Entertainment

Missing 'The Handmaid's Tale'? 'Alias Grace' Is Hitting Netflix To Fill That Atwood Void

by Ani Bundel
Netflix

Netflix's next major release turns their gaze from the 1980s midwest to a different historical time period. The six-part miniseries called Alias Grace is set in Canada in the 1840s. Directed by Mary Harron and starring Sarah Gadon, this collaboration with Canada's CBC Television is based on Margaret Atwood's 1996 novel of the same name. But when does Alias Grace arrive on Netflix? And does it in any way relate to the other major Atwood adaptation this year, Hulu's The Handmaid's Tale?

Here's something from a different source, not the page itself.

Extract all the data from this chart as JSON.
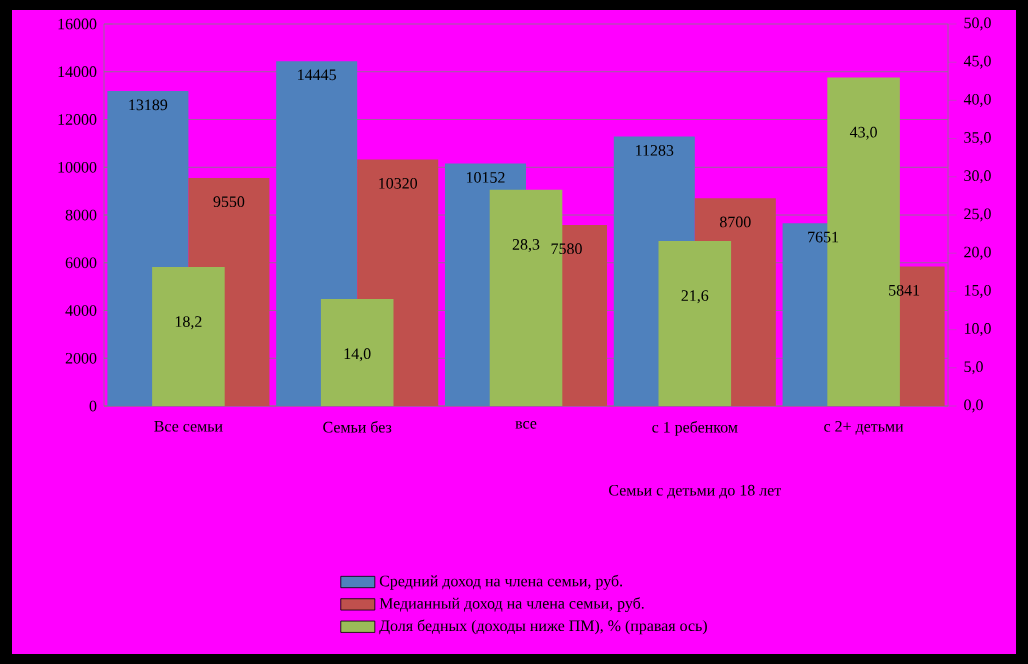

In a word, no. Though The Handmaid's Tale has a plot line that is set in Canada, and their newly announced casting for Season 2 suggests we'll be seeing more of the country north of Gilead. Alias Grace does not in any way relate back to that story. It is based on the real life conviction of Grace Marks (played by Sarah Gadon), an Irish immigrant and domestic servant who was accused, along with her lover, the stable hand James McDermott (played by Kerr Logan), of the double murder of her employer, Thomas Kinnear (Paul Gross), and his mistress/housekeeper, Nancy Montgomery (Anna Paquin).

From the synopsis:

Grace became one of the most enigmatic and notorious women of 1840s Canada for her supposed role in the sensational double murder, and was eventually exonerated after 30 years in jail. Her conviction was controversial, and sparked much debate about whether Grace was actually involved in the murder, or merely an unwitting accessory.

While the facts of the case are real, and Grace Marks was eventually pardoned (spoiler alert) in real life, the part of the series where Marks is interviewed and studied by a doctor named Simon Jordan (played by Edward Holcroft, of The Kingsman series) is entirely fictionalized.

Netflix

The first two episodes of the series already debuted at the 2017 Toronto International Film Festival to good reviews. The CBC has been airing the episodes weekly since mid-September, with the finale airing the evening of Oct. 30. The episodes will drop in full on Netflix U.S. on Friday, Nov. 3, 2017 at 3:01 a.m. ET.

For fans of The Handmaid's Tale, Alias Grace is going to be right up your alley. Like Hulu, Netflix and the CBC have created a lavish production, with gorgeous historical period details. (Netflix made all six episodes available for preview.) The story is wildly different that the one in Gilead, which is all "speculative" and "dystopian fiction", while Alias Grace is set in actual history and based on people who actually existed.

But the themes are remarkably similar. In some cases, they remind us that while we here in America fear our country becoming a place like Gilead, it wasn't that long ago that our own culture created those same oppressive conditions for women of all statuses.

Netflix

One of the major themes of Alias Grace, for instance, is "The Women Question," which was one of much debate beginning in the 1840s when Victoria came to the throne, and continues, in some fashion, through to this day. It encompassed such issues that would be familiar to us, including women's suffrage, our reproductive and medical rights, our bodily autonomy, our rights to own property, etc.

In the 1840s in Canada, women had none of those rights. Even a wife was merely property of her husband, and subject entirely to his whims. To wit:

...in Victorian times, every aspect of girls' and women's lives was dictated throughout their lives—which required constant supervision. Victorian women of every class or condition were to be controlled by men whether their fathers, husbands, masters or doctors. "They were sometimes institutionalized due to their opinions, their unruliness, and their inability to be controlled properly by a primarily male-dominated culture.

Sound familiar? This is basically the same set up that June faces in the world of Gilead, where even her mistress, Serena Joy Waterford, is completely powerless in the face of her husband, and the sexuality of all Handmaids is regulated, down to the mutilation of Alexis Bledel's character Emily (known as Ofglen, and later, Ofsteven.) The only difference is the time and place.

All six episodes of Alias Grace arrive Friday, Nov. 3, 2017 on Netflix.